En deux ans et demi de guerre, l’OSDH estime qu’elle aurait fait plus de 110 000 morts (on ne décompte pas les blessés et autres esquintés). L’ONU dénombre également 2 millions de réfugiés dans les pays voisins et 4,25 millions déplacés à l’intérieur du pays, soit au total près d’un syrien sur trois déracinés et survivants dans des conditions les plus précaires.

Cet été, un article du journal Libération, rappelait que la guerre ça casse aussi tout, y compris la principale richesse du pays, son patrimoine historique, et que des individus sans scrupules profitaient du chaos inhérent à la guerre pour se livrer au pillage et au trafic d’antiquités, alors même que « la Syrie est signataire de la convention de La Haye de 1954 pour la protection des biens culturels en cas de conflit armé ».

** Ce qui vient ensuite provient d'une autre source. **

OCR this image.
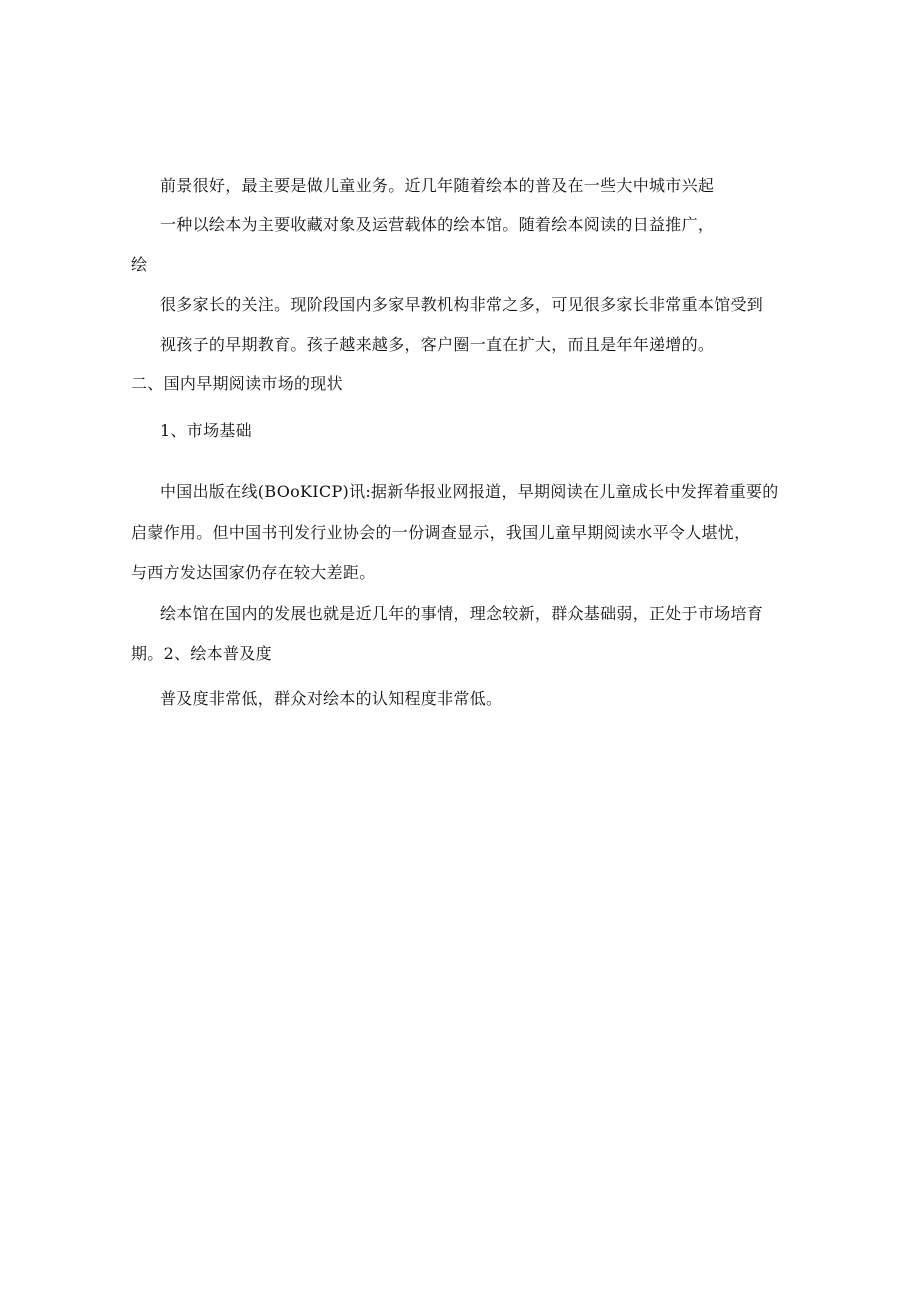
前景很好，最主要是做儿童业务。近几年随着绘本的普及在一些大中城市兴起
一种以绘本为主要收藏对象及运营载体的绘本馆。随着绘本阅读的日益推广，
绘
很多家长的关注。现阶段国内多家早教机构非常之多，可见很多家长非常重本馆受到
视孩子的早期教育。孩子越来越多，客户圈一直在扩大，而且是年年递增的。
二、国内早期阅读市场的现状
1、市场基础
中国出版在线(BOoKICP)讯:据新华报业网报道，早期阅读在儿童成长中发挥着重要的
启蒙作用。但中国书刊发行业协会的一份调查显示，我国儿童早期阅读水平令人堪忧，
与西方发达国家仍存在较大差距。
绘本馆在国内的发展也就是近几年的事情，理念较新，群众基础弱，正处于市场培育
期。2、绘本普及度
普及度非常低，群众对绘本的认知程度非常低。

On ne s’esclaffe pas. La guerre a ses règles de bonne conduite édictées dans une flopée de traités internationaux. On peut se tirer dessus mais en évitant, autant que possible, en l’occurrence non pas les populations civiles, mais le patrimoine millénaire.

Autre règle, une bonne guerre se fait avec des armes conventionnelles, surtout pas avec des armes chimiques qui sont des « armes de destruction massive ».

Le simple fait d’être accusé d’en détenir peut vous valoir une invasion soutenue par le droit international, c’est ce qui est arrivé à l’Irak,... où il n’a été trouvé aucun stock.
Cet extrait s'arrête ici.